International journal of engineering science and management (IJESM)
Abstract
Brain tumours are dangerous in children and adults. Brain tumours grow quickly and patient lifespan is low if not treated adequately. Early brain tumour detection is crucial. To improve patient life expectancy, treatment planning and diagnostics are paramount. Magnetic resonance imaging detects brain tumours best. MRI images are analysed by radiologist. The complexity of brain tumours and their attributes makes manual inspection risky. Thus, an automated brain tumour detection system is needed to detect early tumours.

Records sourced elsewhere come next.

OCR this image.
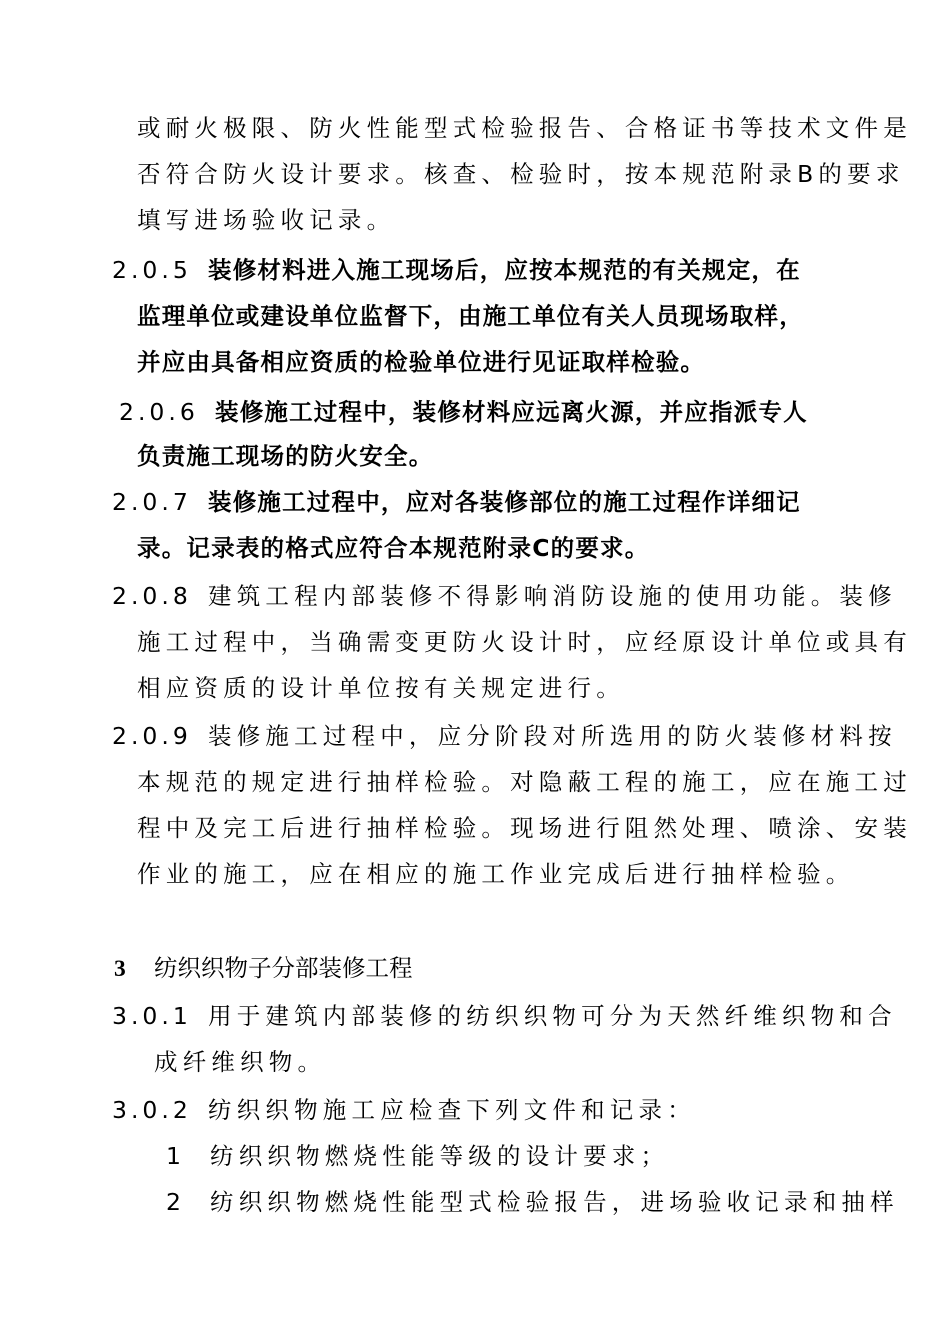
或耐火极限、防火性能型式检验报告、合格证书等技术文件是
否符合防火设计要求。核查、检验时，按本规范附录B的要求
填写进场验收记录。
2.0.5 装修材料进入施工现场后，应按本规范的有关规定，在
监理单位或建设单位监督下，由施工单位有关人员现场取样，
并应由具备相应资质的检验单位进行见证取样检验。
2.0.6 装修施工过程中，装修材料应远离火源，并应指派专人
负责施工现场的防火安全。
2.0.7 装修施工过程中，应对各装修部位的施工过程作详细记
录。记录表的格式应符合本规范附录C的要求。
2.0.8 建筑工程内部装修不得影响消防设施的使用功能。装修
施工过程中，当确需变更防火设计时，应经原设计单位或具有
相应资质的设计单位按有关规定进行。
2.0.9 装修施工过程中，应分阶段对所选用的防火装修材料按
本规范的规定进行抽样检验。对隐蔽工程的施工，应在施工过
程中及完工后进行抽样检验。现场进行阻然处理、喷涂、安装
作业的施工，应在相应的施工作业完成后进行抽样检验。
3 纺织织物子分部装修工程
3.0.1 用于建筑内部装修的纺织织物可分为天然纤维织物和合
成纤维织物。
3.0.2 纺织织物施工应检查下列文件和记录：
1 纺织织物燃烧性能等级的设计要求；
2 纺织织物燃烧性能型式检验报告，进场验收记录和抽样
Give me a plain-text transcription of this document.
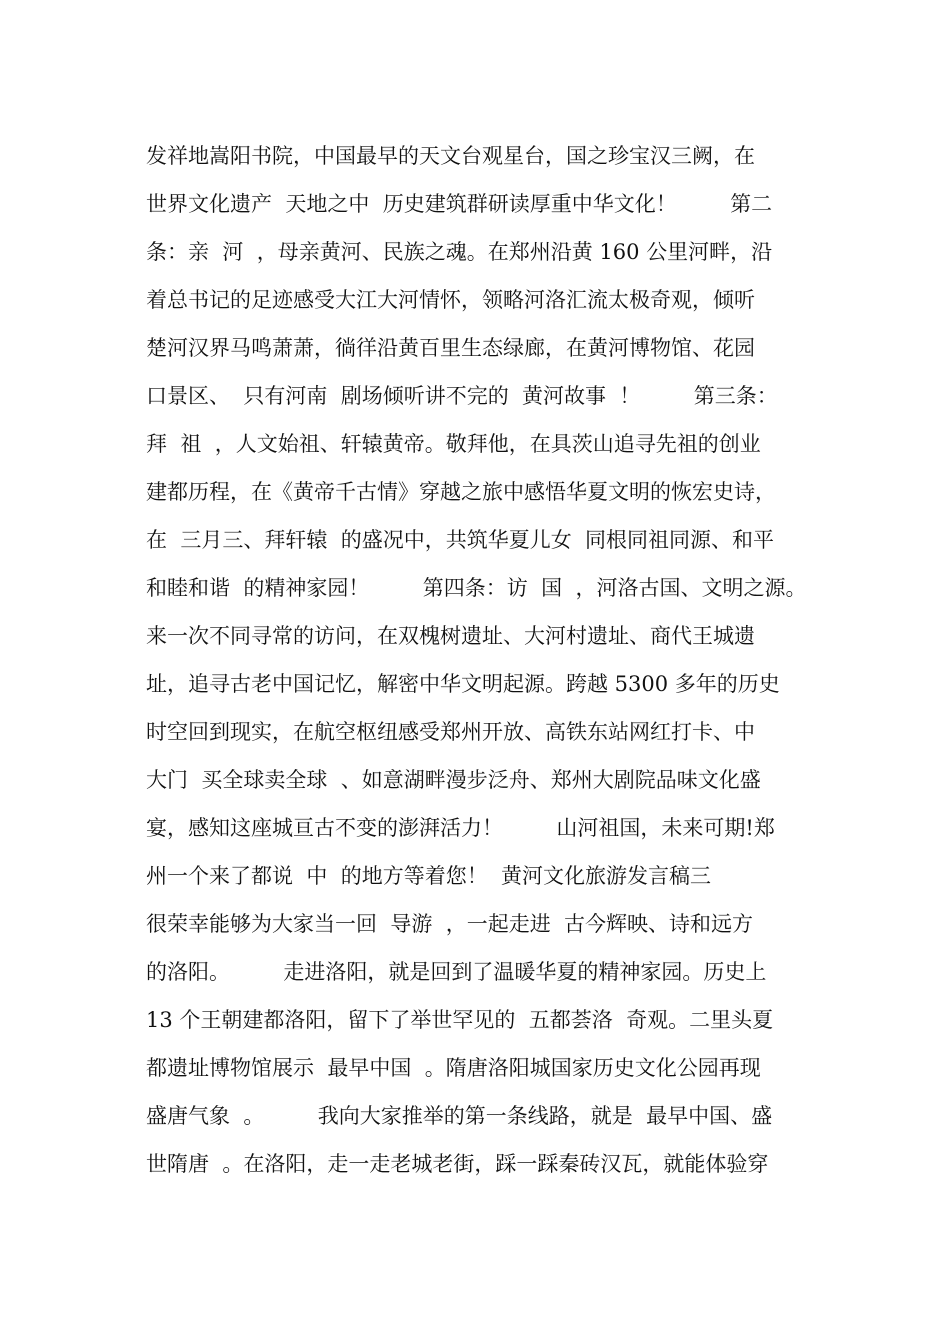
发祥地嵩阳书院，中国最早的天文台观星台，国之珍宝汉三阙，在
世界文化遗产  天地之中  历史建筑群研读厚重中华文化！        第二
条：亲  河  ，母亲黄河、民族之魂。在郑州沿黄 160 公里河畔，沿
着总书记的足迹感受大江大河情怀，领略河洛汇流太极奇观，倾听
楚河汉界马鸣萧萧，徜徉沿黄百里生态绿廊，在黄河博物馆、花园
口景区、  只有河南  剧场倾听讲不完的  黄河故事  ！        第三条：
拜  祖  ，人文始祖、轩辕黄帝。敬拜他，在具茨山追寻先祖的创业
建都历程，在《黄帝千古情》穿越之旅中感悟华夏文明的恢宏史诗，
在  三月三、拜轩辕  的盛况中，共筑华夏儿女  同根同祖同源、和平
和睦和谐  的精神家园！        第四条：访  国  ，河洛古国、文明之源。
来一次不同寻常的访问，在双槐树遗址、大河村遗址、商代王城遗
址，追寻古老中国记忆，解密中华文明起源。跨越 5300 多年的历史
时空回到现实，在航空枢纽感受郑州开放、高铁东站网红打卡、中
大门  买全球卖全球  、如意湖畔漫步泛舟、郑州大剧院品味文化盛
宴，感知这座城亘古不变的澎湃活力！        山河祖国，未来可期!郑
州一个来了都说  中  的地方等着您！  黄河文化旅游发言稿三
很荣幸能够为大家当一回  导游  ，一起走进  古今辉映、诗和远方
的洛阳。        走进洛阳，就是回到了温暖华夏的精神家园。历史上
13 个王朝建都洛阳，留下了举世罕见的  五都荟洛  奇观。二里头夏
都遗址博物馆展示  最早中国  。隋唐洛阳城国家历史文化公园再现
盛唐气象  。        我向大家推举的第一条线路，就是  最早中国、盛
世隋唐  。在洛阳，走一走老城老街，踩一踩秦砖汉瓦，就能体验穿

The unchecked and rapid proliferation of cells can lead to the development of a brain tumour. It is possible to die from this condition if you do not get treatment when you are in the early stages. Accurate segmentation and classification are still a difficult task, despite the numerous important efforts that have been made and the encouraging progress made in this area. The variability in location, shape, and size of brain tumours is a significant obstacle in the process of diagnosing and treating the disease. Helping researchers by providing them with a comprehensive literature review on brain tumour detection by magnetic resonance imaging is the purpose of this survey. This survey discussed the architecture of brain tumours, as well as publicly available datasets, enhancement approaches, segmentation, feature extraction, classification, as well as deep learning, transfer learning, and quantum machine learning for the analysis of brain tumours. In conclusion, this review compiles all of the pertinent literature pertaining to the diagnosis of brain tumours, together with a discussion of the benefits and drawbacks of existing methods, as well as recent advancements and anticipated directions in the field.